El viento soplaba con fuerza, frío y cargado de la humedad del mar. A mitad de la noche , Yorda despertó.

La princesa se incorporó un poco, confundida. Tardó unos segundos en entender por qué sus manos no alcanzaban los barrotes de la jaula, por qué sentía la arena suave de la playa bajo sus rodillas. Miró alrededor. Estaba oscuro, pero no tanto. Los restos de una fogata encendida frente a ella todavía emitían algo de luz y calor a pesar del viento. Reconoció la fogata, y reconoció la figura que, poco más adelante, hacía guardia sentada de cara al océano.

- Ico... -susurró, más para sí misma que para ser oída.

Ico, de espaldas a ella, no respondió. La luz de la fogata iluminaba su camisa y lo que quedaba de sus cuernos, partidos y todavía un poco sangrantes. En silencio, como un centinela, vigilaba el mar y sostenía entre sus manos, a modo de arma, una rama partida.

A pesar de no poder ver su rostro, Yorda se dedicó a observarlo. Esa cautela, esa determinación a cuidar de ella, la sorprendía y azoraba a cada instante.

Así era él, se encontró diciéndose Yorda a sí misma. Sólo habían pasado dos días, pero ya sabía que así era él. Ninguno de los dos se encontraba del todo bien; Ico había recibido más golpes de los que cualquiera resiste en pie y había perdido ambos cuernos, mientras que ella por poco no había perecido en el mar tras el derrumbe del castillo. Pero era Ico quien se había puesto de pie primero, aún tambaleándose, y quien la había ayudado a ponerse en pie, aún con menos fuerza en las manos de la que ella recordaba percibir. Se había asegurado de que el camino fuera lo bastante fácil para ella, había conseguido fuego y comida. Así era Ico. Así hacía él las cosas. A pesar ser poco más que un niño, luchaba ofuscadamente, testarudamente, contra la idea de resignarse. Él sencillamente tenía planeado seguir adelante.

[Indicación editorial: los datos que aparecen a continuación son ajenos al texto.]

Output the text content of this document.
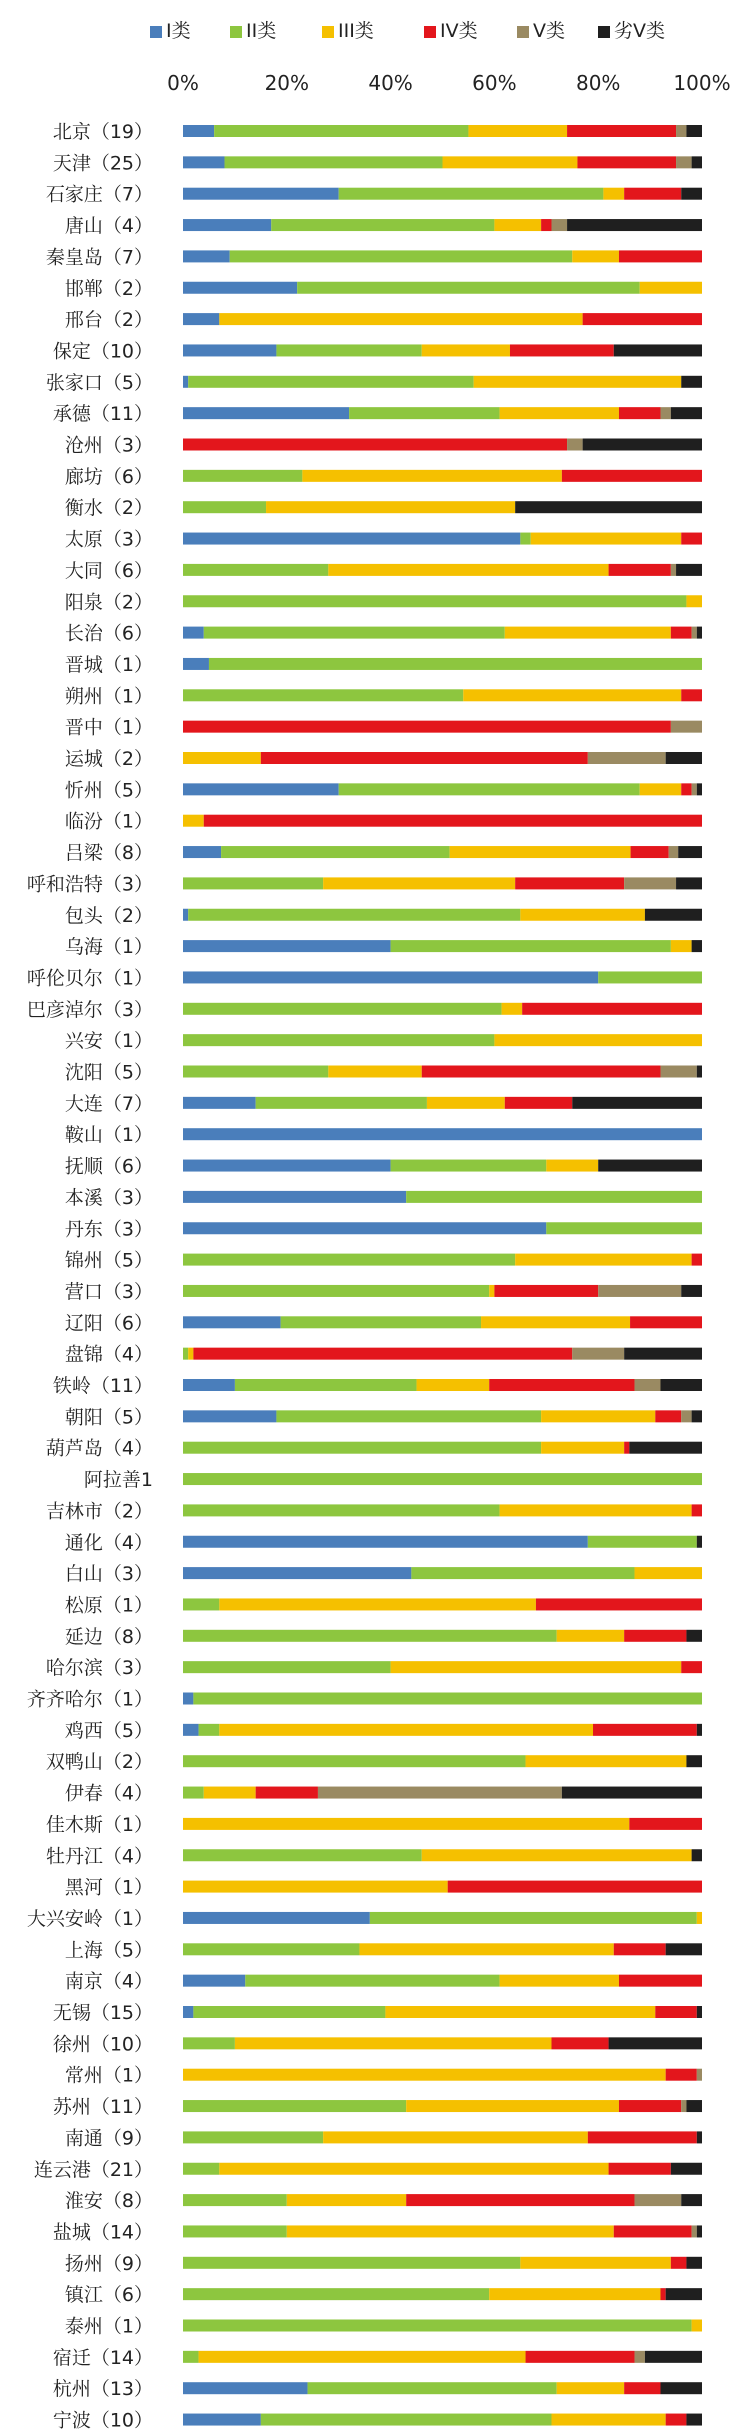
I类	II类	III类	IV类	V类	劣V类
0%	20%	40%	60%	80%	100%
北京（19）
天津（25）
石家庄（7）
唐山（4）
秦皇岛（7）
邯郸（2）
邢台（2）
保定（10）
张家口（5）
承德（11）
沧州（3）
廊坊（6）
衡水（2）
太原（3）
大同（6）
阳泉（2）
长治（6）
晋城（1）
朔州（1）
晋中（1）
运城（2）
忻州（5）
临汾（1）
吕梁（8）
呼和浩特（3）
包头（2）
乌海（1）
呼伦贝尔（1）
巴彦淖尔（3）
兴安（1）
沈阳（5）
大连（7）
鞍山（1）
抚顺（6）
本溪（3）
丹东（3）
锦州（5）
营口（3）
辽阳（6）
盘锦（4）
铁岭（11）
朝阳（5）
葫芦岛（4）
阿拉善1
吉林市（2）
通化（4）
白山（3）
松原（1）
延边（8）
哈尔滨（3）
齐齐哈尔（1）
鸡西（5）
双鸭山（2）
伊春（4）
佳木斯（1）
牡丹江（4）
黑河（1）
大兴安岭（1）
上海（5）
南京（4）
无锡（15）
徐州（10）
常州（1）
苏州（11）
南通（9）
连云港（21）
淮安（8）
盐城（14）
扬州（9）
镇江（6）
泰州（1）
宿迁（14）
杭州（13）
宁波（10）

Y, al parecer, seguir adelante con ella.

Ico, sentado, se estremeció. Yorda levantó la vista. El viento empezaba a tornarse realmente frío. Ella llevaba ahora el tabardo del muchacho sobre los hombros, y se preguntó si él no estaría pasando frío por su causa.

- Ico - volvió a nombrarlo, un poco más fuerte.

Él no respondió.

Yorda dudó unos instantes. Luego, suavemente, apoyó las manos en la arena, se ayudó a ponerse en pie y avanzó hacia su compañero, envolviéndose tímidamente en el tabardo.

Ico dormía. Se había quedado dormido en posición de guardia, empuñando la rama, vencido por el cansancio.

Yorda lo miró largamente. El fuego iluminaba su perfil serio y tranquilo. El muchacho respiraba suavemente por la boca entreabierta, como si ningún sufrimiento hubiese turbado jamás su vida, y sin embargo también corría casi hasta su boca un hilo de sangre seca, bajando desde sus cuernos mutilados.

Algo muy puro conmovió a Yorda, algo cálido y algo humano. Despacio, con cuidado de no molestar a su guardián, Yorda se arrodilló en la arena junto a él. Dudó una vez más, pero no demasiado, antes de extender las manos y atraer a Ico hacia sí misma. Ico, dormido, descansó la cabeza naturalmente contra su pecho.

- Yorda... - murmuró, en un breve momento de conciencia. Pero el cansancio que llevaba era tal, que enseguida volvió a dormirse.

Yorda se quedó allí sentada, sosteniéndolo, asegurándose de que estuviese cómodo. Ya podía ella permanecer despierta y vigilar, para que el muchacho que por ella había enfrentado a las sombras con un simple palo de madera descansara. Ya podía ella, por esta vez, ser la guardiana.